The worst part of this whole deal is waiting 'til Friday for it to arrive. I'm on a four-day weekend and have no way to document it! I don't think I've gone one weekend since becoming an aunt without flashing a bulb into any given set of young irises. I have field trips planned! I don't know how to function on a day at Greenfield Village without photographic evidence!
I guess I could do what other people do and actually pay attention to the children for once. Instead of having them wander off while I stop to take a picture of the same windmill for the 400th time.
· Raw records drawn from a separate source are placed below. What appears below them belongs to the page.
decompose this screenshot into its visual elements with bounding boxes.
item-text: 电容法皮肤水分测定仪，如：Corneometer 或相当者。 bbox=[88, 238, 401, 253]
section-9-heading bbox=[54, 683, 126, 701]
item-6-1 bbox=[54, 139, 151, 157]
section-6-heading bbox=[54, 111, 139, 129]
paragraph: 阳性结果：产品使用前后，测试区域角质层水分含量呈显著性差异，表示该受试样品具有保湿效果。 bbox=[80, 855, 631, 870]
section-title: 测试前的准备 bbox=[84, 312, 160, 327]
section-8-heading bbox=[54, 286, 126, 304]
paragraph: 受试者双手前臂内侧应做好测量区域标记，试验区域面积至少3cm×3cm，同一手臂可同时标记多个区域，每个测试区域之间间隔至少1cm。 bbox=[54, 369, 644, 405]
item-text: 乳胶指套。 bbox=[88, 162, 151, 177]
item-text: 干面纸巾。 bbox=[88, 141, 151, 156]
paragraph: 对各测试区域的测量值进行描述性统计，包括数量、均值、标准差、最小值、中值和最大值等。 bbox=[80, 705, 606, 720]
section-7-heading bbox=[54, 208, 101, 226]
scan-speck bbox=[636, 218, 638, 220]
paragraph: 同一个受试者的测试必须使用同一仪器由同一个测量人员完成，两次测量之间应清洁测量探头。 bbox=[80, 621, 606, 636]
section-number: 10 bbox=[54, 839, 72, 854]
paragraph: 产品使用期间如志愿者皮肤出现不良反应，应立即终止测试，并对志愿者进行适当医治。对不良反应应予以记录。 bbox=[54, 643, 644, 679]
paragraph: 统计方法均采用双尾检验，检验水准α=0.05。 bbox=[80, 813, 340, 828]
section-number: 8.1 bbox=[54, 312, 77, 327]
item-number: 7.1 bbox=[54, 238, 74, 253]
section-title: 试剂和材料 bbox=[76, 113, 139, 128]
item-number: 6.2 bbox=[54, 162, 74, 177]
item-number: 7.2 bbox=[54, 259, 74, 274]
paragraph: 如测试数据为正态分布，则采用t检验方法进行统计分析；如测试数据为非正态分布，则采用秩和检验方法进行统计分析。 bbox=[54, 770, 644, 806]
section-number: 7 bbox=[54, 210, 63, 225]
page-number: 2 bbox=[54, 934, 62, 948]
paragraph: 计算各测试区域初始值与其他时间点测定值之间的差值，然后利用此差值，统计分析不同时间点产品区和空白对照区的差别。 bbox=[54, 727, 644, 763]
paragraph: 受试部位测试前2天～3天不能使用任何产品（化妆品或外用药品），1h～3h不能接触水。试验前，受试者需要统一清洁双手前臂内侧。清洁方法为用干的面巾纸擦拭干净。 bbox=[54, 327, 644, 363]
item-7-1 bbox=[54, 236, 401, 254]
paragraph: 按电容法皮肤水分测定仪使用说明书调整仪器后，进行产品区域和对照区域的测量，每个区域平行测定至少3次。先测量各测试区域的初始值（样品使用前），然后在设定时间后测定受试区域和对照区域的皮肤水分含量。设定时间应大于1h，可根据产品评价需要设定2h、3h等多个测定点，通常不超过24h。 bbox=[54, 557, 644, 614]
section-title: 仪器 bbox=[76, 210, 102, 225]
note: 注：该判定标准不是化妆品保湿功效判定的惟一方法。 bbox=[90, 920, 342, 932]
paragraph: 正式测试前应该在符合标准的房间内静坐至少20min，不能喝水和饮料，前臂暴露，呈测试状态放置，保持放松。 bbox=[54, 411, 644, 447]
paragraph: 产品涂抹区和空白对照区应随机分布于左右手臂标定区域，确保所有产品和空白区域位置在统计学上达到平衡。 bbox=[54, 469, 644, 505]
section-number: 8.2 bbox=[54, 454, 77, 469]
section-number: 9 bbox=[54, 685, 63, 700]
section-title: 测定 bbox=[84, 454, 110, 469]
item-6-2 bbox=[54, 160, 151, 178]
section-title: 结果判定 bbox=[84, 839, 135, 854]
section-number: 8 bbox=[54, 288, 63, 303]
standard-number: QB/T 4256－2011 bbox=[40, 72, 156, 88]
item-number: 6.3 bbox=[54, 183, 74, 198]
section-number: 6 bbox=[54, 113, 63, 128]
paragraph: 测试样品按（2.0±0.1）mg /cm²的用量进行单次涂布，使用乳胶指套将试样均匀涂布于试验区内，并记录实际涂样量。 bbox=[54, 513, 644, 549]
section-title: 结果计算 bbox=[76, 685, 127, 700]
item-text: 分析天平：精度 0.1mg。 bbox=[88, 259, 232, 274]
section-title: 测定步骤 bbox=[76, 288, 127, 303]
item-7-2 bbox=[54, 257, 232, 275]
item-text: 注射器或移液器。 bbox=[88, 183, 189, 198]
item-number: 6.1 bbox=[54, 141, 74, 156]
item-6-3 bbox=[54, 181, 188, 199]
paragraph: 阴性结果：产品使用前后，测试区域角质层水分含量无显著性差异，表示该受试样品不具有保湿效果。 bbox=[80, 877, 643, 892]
Maybe I won't have to listen to them bicker over who gets to use the camera next (to ultimately shoot self-portraits up their own nose hairs.) Maybe, I won't find myself yelling at the five-year old when he tries sneaking fake gang signals into my group portraits... Or yelling at the ones who run off while the self-timer is still flashing.
But, lo, what do I find here in the graveyard basket, but my trusty Olympus 35mm. I must have moved on while it was still in working order. Batteries still seem fresh. A roll of 24 exposures still in the orange Kodak box. Hmmm... (To be continued?)